Once done, you will be ready for the next step.
3. Automated Response
The third step to set up Lumu’s Continuous Compromise AssessmentTM for the companies under your umbrella is to configure our automated integrations.
Lumu can be seamlessly integrated with a range of other solutions in the market for
data collection,
SecOps
and
response automation procedures
to incorporate Continuous Compromise Assessment™ seamlessly into the organization's defense strategy. Consult our documentation to learn more about
Lumu Integrations.
Follow these instructions to start providing the value of automated integrations to your customers:
1. Inside the
Lumu Portal for MSP
’s “
Tenants
”
section, select the company you want to operate.
2. Open the “
Integrations
”
tab, make sure you are looking at the Tenant’s available apps, and then select the integration type you want. We will select Response. You can learn more about our
Out-of-the-box Integration
(OOTB) types in our documentation. 3. When Response is selected, you will see all the available integrations. Look for the cybersecurity solution you want to integrate with Lumu within them. Alternatively, you can also look at all the available
OOTB integrations in our documentation.
4. Add
the technology you want to integrate
Now you can activate the integration; however, each integration has a different setup procedure. You can access the documentation from this view, alternatively you can look it up in our documentation.

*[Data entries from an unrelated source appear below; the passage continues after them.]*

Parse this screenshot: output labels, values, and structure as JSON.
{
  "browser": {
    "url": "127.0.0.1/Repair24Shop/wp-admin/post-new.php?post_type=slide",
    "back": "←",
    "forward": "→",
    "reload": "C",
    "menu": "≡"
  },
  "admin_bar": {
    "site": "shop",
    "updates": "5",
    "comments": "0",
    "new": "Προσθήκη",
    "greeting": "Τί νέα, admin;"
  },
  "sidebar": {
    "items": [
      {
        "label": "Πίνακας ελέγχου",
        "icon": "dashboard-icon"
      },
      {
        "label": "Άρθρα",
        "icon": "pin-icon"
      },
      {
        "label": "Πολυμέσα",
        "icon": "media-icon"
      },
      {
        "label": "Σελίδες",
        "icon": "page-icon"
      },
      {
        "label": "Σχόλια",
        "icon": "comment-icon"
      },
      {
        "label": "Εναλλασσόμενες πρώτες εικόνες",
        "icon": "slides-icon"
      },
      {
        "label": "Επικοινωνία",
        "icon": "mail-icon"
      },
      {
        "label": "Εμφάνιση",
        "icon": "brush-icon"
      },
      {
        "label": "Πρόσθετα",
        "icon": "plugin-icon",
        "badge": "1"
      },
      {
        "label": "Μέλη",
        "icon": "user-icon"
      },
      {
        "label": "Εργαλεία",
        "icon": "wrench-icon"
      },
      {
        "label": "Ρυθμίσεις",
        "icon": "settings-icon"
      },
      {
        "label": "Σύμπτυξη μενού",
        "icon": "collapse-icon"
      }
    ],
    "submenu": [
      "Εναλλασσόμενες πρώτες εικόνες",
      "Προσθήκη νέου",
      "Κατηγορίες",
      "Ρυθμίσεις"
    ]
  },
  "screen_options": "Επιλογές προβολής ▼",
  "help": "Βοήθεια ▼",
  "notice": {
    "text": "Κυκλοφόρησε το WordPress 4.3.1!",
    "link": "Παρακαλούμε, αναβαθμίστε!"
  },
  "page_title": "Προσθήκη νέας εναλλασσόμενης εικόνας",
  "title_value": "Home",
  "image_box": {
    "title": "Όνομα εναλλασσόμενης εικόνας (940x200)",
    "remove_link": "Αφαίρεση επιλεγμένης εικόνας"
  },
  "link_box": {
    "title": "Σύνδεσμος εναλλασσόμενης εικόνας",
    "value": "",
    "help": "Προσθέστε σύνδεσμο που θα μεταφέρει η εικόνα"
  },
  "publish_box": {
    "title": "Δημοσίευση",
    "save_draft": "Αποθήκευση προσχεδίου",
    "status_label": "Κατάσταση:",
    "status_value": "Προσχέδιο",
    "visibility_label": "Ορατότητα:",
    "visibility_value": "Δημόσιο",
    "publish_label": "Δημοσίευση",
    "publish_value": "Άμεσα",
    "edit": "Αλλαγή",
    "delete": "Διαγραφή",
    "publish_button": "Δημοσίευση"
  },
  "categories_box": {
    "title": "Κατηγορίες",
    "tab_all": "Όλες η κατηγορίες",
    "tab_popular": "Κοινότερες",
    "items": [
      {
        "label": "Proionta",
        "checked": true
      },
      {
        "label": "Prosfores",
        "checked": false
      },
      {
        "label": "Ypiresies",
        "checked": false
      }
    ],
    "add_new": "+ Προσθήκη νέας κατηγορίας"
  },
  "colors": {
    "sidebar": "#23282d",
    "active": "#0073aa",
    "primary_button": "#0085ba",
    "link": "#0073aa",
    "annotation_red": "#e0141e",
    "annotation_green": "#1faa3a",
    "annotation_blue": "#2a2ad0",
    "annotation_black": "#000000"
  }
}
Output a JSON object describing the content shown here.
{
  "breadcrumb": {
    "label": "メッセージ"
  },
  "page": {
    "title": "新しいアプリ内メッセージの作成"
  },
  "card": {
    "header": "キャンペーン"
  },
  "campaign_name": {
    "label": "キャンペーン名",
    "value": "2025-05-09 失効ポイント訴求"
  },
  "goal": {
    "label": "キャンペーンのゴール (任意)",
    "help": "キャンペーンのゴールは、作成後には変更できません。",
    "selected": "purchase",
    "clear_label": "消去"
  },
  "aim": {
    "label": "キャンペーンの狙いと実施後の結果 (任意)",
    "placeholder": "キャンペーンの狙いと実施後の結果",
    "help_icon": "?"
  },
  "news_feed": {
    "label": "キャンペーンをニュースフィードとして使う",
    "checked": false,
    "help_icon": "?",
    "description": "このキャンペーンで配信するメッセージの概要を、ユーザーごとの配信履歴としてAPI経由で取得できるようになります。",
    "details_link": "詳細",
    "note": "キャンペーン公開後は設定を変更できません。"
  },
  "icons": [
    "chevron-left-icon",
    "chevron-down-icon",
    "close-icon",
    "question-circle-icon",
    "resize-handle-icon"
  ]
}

Follow the integration procedure and finish setting up the response integration.
Now you have unprecedented visibility into the company’s cybersecurity state; however, Lumu has additional options that may suit individual organizations with specific needs.
Optional Step - Additional Visibility
Lumu has an array of additional visibility options MSPs can use to provide Continuous Compromise AssessmentTM to their organizations which you can find in the portal.
Navigate the available options that you think can provide value to your customers. You will find the related documentation in each tab to deploy them. Let’s take a brief look at each option:
-
Virtual Appliances: The Lumu Virtual Appliance (VA) is a pre-configured lightweight virtual machine solution that collects the network metadata of the entire enterprise and forwards it to the Lumu cloud with the lowest impact on the network operation.
-
Gateways: Lumu Gateways allow you to associate part of the traffic originating from the organization using Lumu IP addresses as DNS resolvers and illuminate threats, attacks, and adversaries coming from the network.
-
Custom Collectors: Some enterprises may already be using defense solutions such as Endpoint Detection and Response (EDR) or network monitoring tools as part of their pipelines to centralize their logs. Lumu gives the option to deploy custom collectors to send the company’s network metadata to Lumu.
-
Email Intelligence: Lumu can analyze your email data to find potential threats and campaigns targeting a company. This unique threat intelligence source can help you understand who adversaries are attempting to compromise in the organization and how they are being targeted. This intelligence will help you make strategic and tactical decisions to disrupt the cycle.
-
Defender API - Custom Integrations: For scenarios where an organization has specific requirements that are not yet available through the preconfigured out-of-the-box integrations, you have the possibility to set up integrations via API to connect Lumu in the way that best suits your needs. The Defender API settings are available from the Lumu Portal and allows endless possibilities of integrating with blocking lists, firewalls, SIEMs and far more.